San Lorenzo se hace fuerte en el Pedro Bidegain bajo el ala del Gallego. Acaso es un equipo que no le sobre demasiado recurso para embellecer ojos propios y ajenos pero cumple con la dosis homeopática para sacarse rivales. Godoy Cruz vino a hacer lo suyo (un equipo corto y rápido para la contra) en un clima muy caluroso. Rápido fue que Malcom Braida desbordó por izquierda y Andrés Vombergar no pudo facturar por poco. Pero eso fue apenas un espejismo de un primer tiempo que sacando pocas ocasiones dónde Diego Rodríguez ahogó el grito del cuervo, no sucedió demasiado.
En el complemento siguió igual el partido hasta que un despeje con mal timming del fondo Bodeguero y fue a parar a un tobillo local.
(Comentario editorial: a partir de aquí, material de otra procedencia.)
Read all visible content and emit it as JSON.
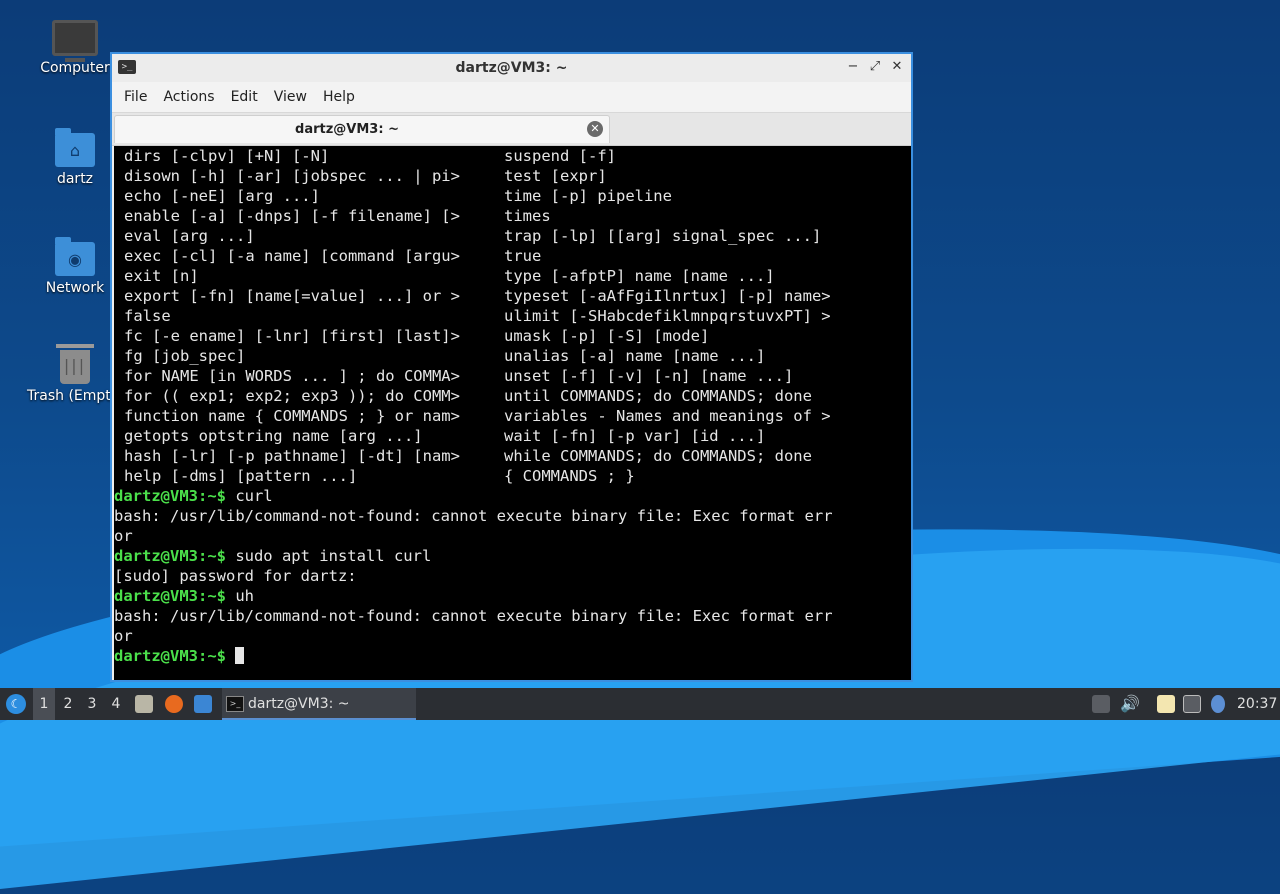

Nazareno Arasa, juez del encuentro, no cobró nada y luego de varios minutos de discusión con la cabina fue a revisar la jugada. Cobró el penal y Bareiro, sin ocasiones hasta el momento, le pegó abajo al otro palo que se arrojó el Ruso. Insua y los suyos plancharon el partido al punto que no se juegue casi nada más. A Godoy le costó llevar peligro real al arco de Batalla y Boedo se quedó con tres puntos importantes.
En el resumen general costará encontrar mucho peligro y ocasiones pero de lo poco generado, todo fue de San Lorenzo que en Jalil Elías y Carlos Sánchez tuvo el tesón para sostenerse.